Valley is in corner over bathtub 10 foot ceilings through out. I was wondering if I was to use pink fiberglass should proper vents be put in just to keep insulation away from underside of roof plywood? Attic is well vented other than valley areas. Also 2x10 rafters


Thanks


----------



## glkirk (Jan 5, 2012)

Yes, keep insulation from touching underside of roof sheathing. I don't think you need to worry about ventilation. It sounds like its a small area not ending at cornice or ridge.
As a builder I am supposed to tell you that you need R38 insulation. I don't know if 2x10s will work. You may have to fur down.
BTW Why are you having to do this? Why didn't the builder do it? Are you aware of all the sealing and insulation requirements?


----------



## jmiller (Nov 19, 2010)

glkirk said:


> Yes, keep insulation from touching underside of roof sheathing. I don't think you need to worry about ventilation. It sounds like its a small area not ending at cornice or ridge.
> As a builder I am supposed to tell you that you need R38 insulation. I don't know if 2x10s will work.
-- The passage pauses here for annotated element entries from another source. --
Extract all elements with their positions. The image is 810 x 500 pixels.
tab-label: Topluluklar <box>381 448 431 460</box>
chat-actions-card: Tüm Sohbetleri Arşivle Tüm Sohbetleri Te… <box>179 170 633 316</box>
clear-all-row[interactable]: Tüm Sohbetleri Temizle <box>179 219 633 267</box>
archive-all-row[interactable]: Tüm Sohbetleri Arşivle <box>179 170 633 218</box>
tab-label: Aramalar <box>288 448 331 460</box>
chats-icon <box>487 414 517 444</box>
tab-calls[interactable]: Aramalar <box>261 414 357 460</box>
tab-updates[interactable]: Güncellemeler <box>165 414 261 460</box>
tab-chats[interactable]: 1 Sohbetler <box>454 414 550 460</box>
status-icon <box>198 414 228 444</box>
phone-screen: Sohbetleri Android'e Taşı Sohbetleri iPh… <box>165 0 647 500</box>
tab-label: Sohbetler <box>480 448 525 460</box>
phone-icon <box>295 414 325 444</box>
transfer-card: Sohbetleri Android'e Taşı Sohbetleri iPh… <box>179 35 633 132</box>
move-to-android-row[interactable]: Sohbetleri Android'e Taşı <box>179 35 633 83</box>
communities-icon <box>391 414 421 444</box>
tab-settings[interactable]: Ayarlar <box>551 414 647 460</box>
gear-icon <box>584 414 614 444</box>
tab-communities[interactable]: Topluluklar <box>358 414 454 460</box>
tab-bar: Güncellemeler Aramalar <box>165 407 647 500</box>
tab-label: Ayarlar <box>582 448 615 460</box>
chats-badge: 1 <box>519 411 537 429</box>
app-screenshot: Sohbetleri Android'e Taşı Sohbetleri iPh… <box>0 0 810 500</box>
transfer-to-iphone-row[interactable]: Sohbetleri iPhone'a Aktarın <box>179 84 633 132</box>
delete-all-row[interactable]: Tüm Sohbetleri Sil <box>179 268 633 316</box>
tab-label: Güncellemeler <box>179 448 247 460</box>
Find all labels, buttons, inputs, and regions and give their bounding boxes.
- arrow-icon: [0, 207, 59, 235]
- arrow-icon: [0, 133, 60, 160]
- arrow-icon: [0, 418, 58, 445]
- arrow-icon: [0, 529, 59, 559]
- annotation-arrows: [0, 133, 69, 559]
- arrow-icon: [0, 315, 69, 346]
You may have to fur down.


As a builder you should also know that IRC code requires ventilation, and there is no exception for being a small area or not ending at the eave/ridge. r806.1 http://publicecodes.citation.com/icod/irc/2012/icod_irc_2012_8_sec006.htm

A cathedral valley (yes I made that up) over a bathroom on the N side in a cold climate == ice damming.

CC spray foam applied directly to the underside of the roof sheathing would be the best solution, partly because it's one of the few options you have, but also because it is the best guarantee (IMO) that none of the warm humid air from the bathroom will get to the underside of the roof sheathing to melt accumulated snow and cause ice.
http://publicecodes.citation.com/icod/irc/2012/icod_irc_2012_8_sec006_par004.htm 

My only concern would be that valleys tend to be one of the most leak prone areas of the house, and a leak could go unnoticed for longer due to the foam.


----------



## altann (Dec 20, 2011)

*insulate valley*

This area of valley is about 25 square feet. I'm looking into spray foam sprayed on the underside of roof plywood. There are no soffit vent in this area because of valley. Only 4 rafter bays 4 feet long until they reach attic space. If I spray foam this area should I back it up with fiberglass insulation to meet sheetrock or fill the 2x10 rafter bays with spray foam? Also before sheetrock should a plastic vaper barrier be installed? And blocking where rafters meet cold attic?

Thanks


----------